If e's type does not have a Show instance, then GHCi will complain. That will happen if you type an expression like flip take.
I've created a combobox from converting a xmlWidget to a comboBox with the function castTocomboBox and now I want to get the text or the index of the active item. The problem is that if I use the comboBoxGetActive function it returns an IO Int result and I need to know how can I obtain the Int value. I tried to read about monads so I could understand what one could do in a situation like this but I don't seem to understand. I appreciate all the help I can get. I should probably mention that I use Glade and gtk2hs.
As a general rule you write something like this:
do
x <- somethingThatReturnsIO
somethingElseThatReturnsIO $ pureFunction x
There is no way to get the "Int" out of an "IO Int", except to do something else in the IO Monad.
In monad terms, the above code desugars into
somethingThatReturnsIO >>= (\x -> somethingElseThatReturnsIO $ pureFunction x)
The ">>=" operator (pronounced "bind") does the magic of converting the "IO Int" into an "Int", but it refuses to give that Int straight to you. It will only pass that value into another function as an argument, and that function must return another value in "IO". Meditate on the type of bind for the IO monad for a few minutes, and you may be enlightened:
>>= :: IO a -> (a -> IO b) -> IO b
The first argument is your initial "IO Int" value that "comboBoxGetActive" is returning. The second is a function that takes the Int value and turns it into some other IO value. Thus you can process the Int, but the results of doing so never escape from the IO monad.
(Of course there is the infamous "unsafePerformIO", but at your level of knowledge you may be certain that if you use it then you are doing it wrong.)
(Actually the desugaring is rather more complicated to allow for failed pattern matches. But you can pretend what I wrote is true)
Well, there is unsafePerformIO: http://haskell.org/ghc/docs/6.12.1/html/libraries/base-4.2.0.0/System-IO-Unsafe.html#v:unsafePerformIO
(If you want to know how to find this method: Go to http://www.haskell.org/hoogle and search for the signature you need, here IO a -> a)

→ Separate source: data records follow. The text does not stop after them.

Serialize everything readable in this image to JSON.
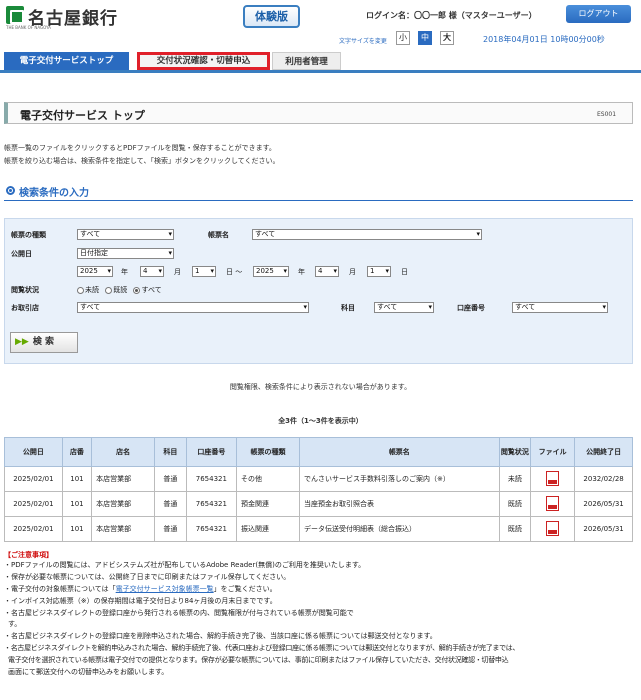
{
  "header": {
    "bank_name": "名古屋銀行",
    "bank_sub": "THE BANK OF NAGOYA",
    "trial_badge": "体験版",
    "login_text": "ログイン名：〇〇一郎 様（マスターユーザー）",
    "logout_label": "ログアウト",
    "font_size_label": "文字サイズを変更",
    "font_sizes": [
      "小",
      "中",
      "大"
    ],
    "datetime": "2018年04月01日 10時00分00秒",
    "brand_color": "#2a6bc0"
  },
  "tabs": [
    "電子交付サービストップ",
    "交付状況確認・切替申込",
    "利用者管理"
  ],
  "page": {
    "title": "電子交付サービス トップ",
    "screen_id": "ES001",
    "desc1": "帳票一覧のファイルをクリックするとPDFファイルを閲覧・保存することができます。",
    "desc2": "帳票を絞り込む場合は、検索条件を指定して、「検索」ボタンをクリックしてください。"
  },
  "search": {
    "section_title": "検索条件の入力",
    "labels": {
      "type": "帳票の種類",
      "name": "帳票名",
      "date": "公開日",
      "status": "閲覧状況",
      "branch": "お取引店",
      "subject": "科目",
      "account": "口座番号"
    },
    "values": {
      "type": "すべて",
      "name": "すべて",
      "date_mode": "日付指定",
      "from_year": "2025",
      "from_month": "4",
      "from_day": "1",
      "to_year": "2025",
      "to_month": "4",
      "to_day": "1",
      "branch": "すべて",
      "subject": "すべて",
      "account": "すべて"
    },
    "units": {
      "year": "年",
      "month": "月",
      "day": "日",
      "tilde": "日 ～"
    },
    "status_options": [
      "未読",
      "既読",
      "すべて"
    ],
    "status_selected": "すべて",
    "button_label": "検 索"
  },
  "note": "閲覧権限、検索条件により表示されない場合があります。",
  "count": "全3件（1～3件を表示中）",
  "table": {
    "headers": [
      "公開日",
      "店番",
      "店名",
      "科目",
      "口座番号",
      "帳票の種類",
      "帳票名",
      "閲覧状況",
      "ファイル",
      "公開終了日"
    ],
    "rows": [
      [
        "2025/02/01",
        "101",
        "本店営業部",
        "普通",
        "7654321",
        "その他",
        "でんさいサービス手数料引落しのご案内（※）",
        "未読",
        "",
        "2032/02/28"
      ],
      [
        "2025/02/01",
        "101",
        "本店営業部",
        "普通",
        "7654321",
        "預金関連",
        "当座預金お取引照合表",
        "既読",
        "",
        "2026/05/31"
      ],
      [
        "2025/02/01",
        "101",
        "本店営業部",
        "普通",
        "7654321",
        "振込関連",
        "データ伝送受付明細表（総合振込）",
        "既読",
        "",
        "2026/05/31"
      ]
    ]
  },
  "caution": {
    "title": "【ご注意事項】",
    "lines": [
      "・PDFファイルの閲覧には、アドビシステムズ社が配布しているAdobe Reader(無償)のご利用を推奨いたします。",
      "・保存が必要な帳票については、公開終了日までに印刷またはファイル保存してください。",
      "・電子交付の対象帳票については「",
      "電子交付サービス対象帳票一覧",
      "」をご覧ください。",
      "・インボイス対応帳票（※）の保存期間は電子交付日より84ヶ月後の月末日までです。",
      "・名古屋ビジネスダイレクトの登録口座から発行される帳票の内、閲覧権限が付与されている帳票が閲覧可能で",
      "す。",
      "・名古屋ビジネスダイレクトの登録口座を削除申込された場合、解約手続き完了後、当該口座に係る帳票については郵送交付となります。",
      "・名古屋ビジネスダイレクトを解約申込みされた場合、解約手続完了後、代表口座および登録口座に係る帳票については郵送交付となりますが、解約手続きが完了までは、",
      "電子交付を選択されている帳票は電子交付での提供となります。保存が必要な帳票については、事前に印刷またはファイル保存していただき、交付状況確認・切替申込",
      "画面にて郵送交付への切替申込みをお願いします。"
    ]
  }
}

That said, you probably heard of "What happens in IO stays in IO". And there are very good reasons for this (just read the documentation of unsafePerformIO). So you very likely have a design problem, but in order to get help from experienced Haskellers (I'm certainly not), you need to describe your problem more detailed.

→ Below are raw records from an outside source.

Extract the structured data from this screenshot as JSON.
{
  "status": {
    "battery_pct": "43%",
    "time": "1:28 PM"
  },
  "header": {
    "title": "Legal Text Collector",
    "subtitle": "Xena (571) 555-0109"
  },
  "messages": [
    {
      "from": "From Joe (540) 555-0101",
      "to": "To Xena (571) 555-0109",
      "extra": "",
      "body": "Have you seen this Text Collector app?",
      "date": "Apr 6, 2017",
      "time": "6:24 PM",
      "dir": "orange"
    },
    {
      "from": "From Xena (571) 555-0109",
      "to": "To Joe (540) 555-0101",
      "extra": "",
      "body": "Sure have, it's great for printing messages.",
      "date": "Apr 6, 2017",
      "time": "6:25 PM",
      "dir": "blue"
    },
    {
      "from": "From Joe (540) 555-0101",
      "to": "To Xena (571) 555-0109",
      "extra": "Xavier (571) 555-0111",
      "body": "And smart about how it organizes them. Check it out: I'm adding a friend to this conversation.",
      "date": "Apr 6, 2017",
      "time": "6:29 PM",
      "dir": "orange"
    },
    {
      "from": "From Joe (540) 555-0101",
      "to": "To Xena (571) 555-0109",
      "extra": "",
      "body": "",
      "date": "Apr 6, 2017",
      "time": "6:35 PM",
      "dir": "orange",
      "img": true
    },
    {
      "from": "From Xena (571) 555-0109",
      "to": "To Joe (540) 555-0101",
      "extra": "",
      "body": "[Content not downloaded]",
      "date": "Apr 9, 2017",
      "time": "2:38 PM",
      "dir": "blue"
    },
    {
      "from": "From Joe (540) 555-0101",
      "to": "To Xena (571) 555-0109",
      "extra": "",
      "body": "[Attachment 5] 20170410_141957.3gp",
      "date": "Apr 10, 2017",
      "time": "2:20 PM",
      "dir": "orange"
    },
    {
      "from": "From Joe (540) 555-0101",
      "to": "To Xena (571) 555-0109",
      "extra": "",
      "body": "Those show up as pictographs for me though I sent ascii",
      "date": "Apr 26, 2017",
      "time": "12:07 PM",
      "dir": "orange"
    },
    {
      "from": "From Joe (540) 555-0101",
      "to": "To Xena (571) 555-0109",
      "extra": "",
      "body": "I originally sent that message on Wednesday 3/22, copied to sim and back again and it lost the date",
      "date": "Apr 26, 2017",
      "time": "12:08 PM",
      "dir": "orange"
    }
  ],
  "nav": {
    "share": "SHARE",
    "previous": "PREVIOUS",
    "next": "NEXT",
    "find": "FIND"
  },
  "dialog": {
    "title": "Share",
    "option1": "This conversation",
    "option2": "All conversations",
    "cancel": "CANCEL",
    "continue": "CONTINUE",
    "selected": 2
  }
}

To understand what those types are –step by step–, first look up what Maybe and List are:
data Maybe a = Nothing | Just a
data [a] = [] | a : [a]
(Maybe a) is a different type than (a), like (Maybe Int) differs from (Int).
Example values of the type (Maybe Int) are
Just 5 and Nothing.
A List of (a)s can be written as ([ ] a) and as ([a]). Example values of ([Int]) are [1,7,42] and [ ].
Now, an (IO a) is a different thing than (a), too: It is an Input/Output-computation that calculates a value of type (a). In other words: it is a script or program, which has to be executed to generate a value of type (a).
An Example of (IO String) is getLine, which reads a line of text from standard-input.
Now, the type of comboBoxGetActive is:
comboBoxGetActive :: ComboBoxClass self => self -> IO Int
That means, that comboBoxGetActive is a function (->) that maps from any type that has an instance of the type-class ComboBoxClass (primitive type-classes are somehow similar to java-interfaces) to an (IO Int). Each time, this function (->) is evaluated with the same input value of this type (self) (whatever that type is), it results in the same value: It is always the same value of type (IO Int), that means that it is always the same script. But when you execute that same script at different times, it could produce different values of type (Int).
The main function of your program has the type (IO ()), that means that the compiler and the runtime system evaluate the equations that you program in this functional language to the value of main, which will be executed as soon as you start the program.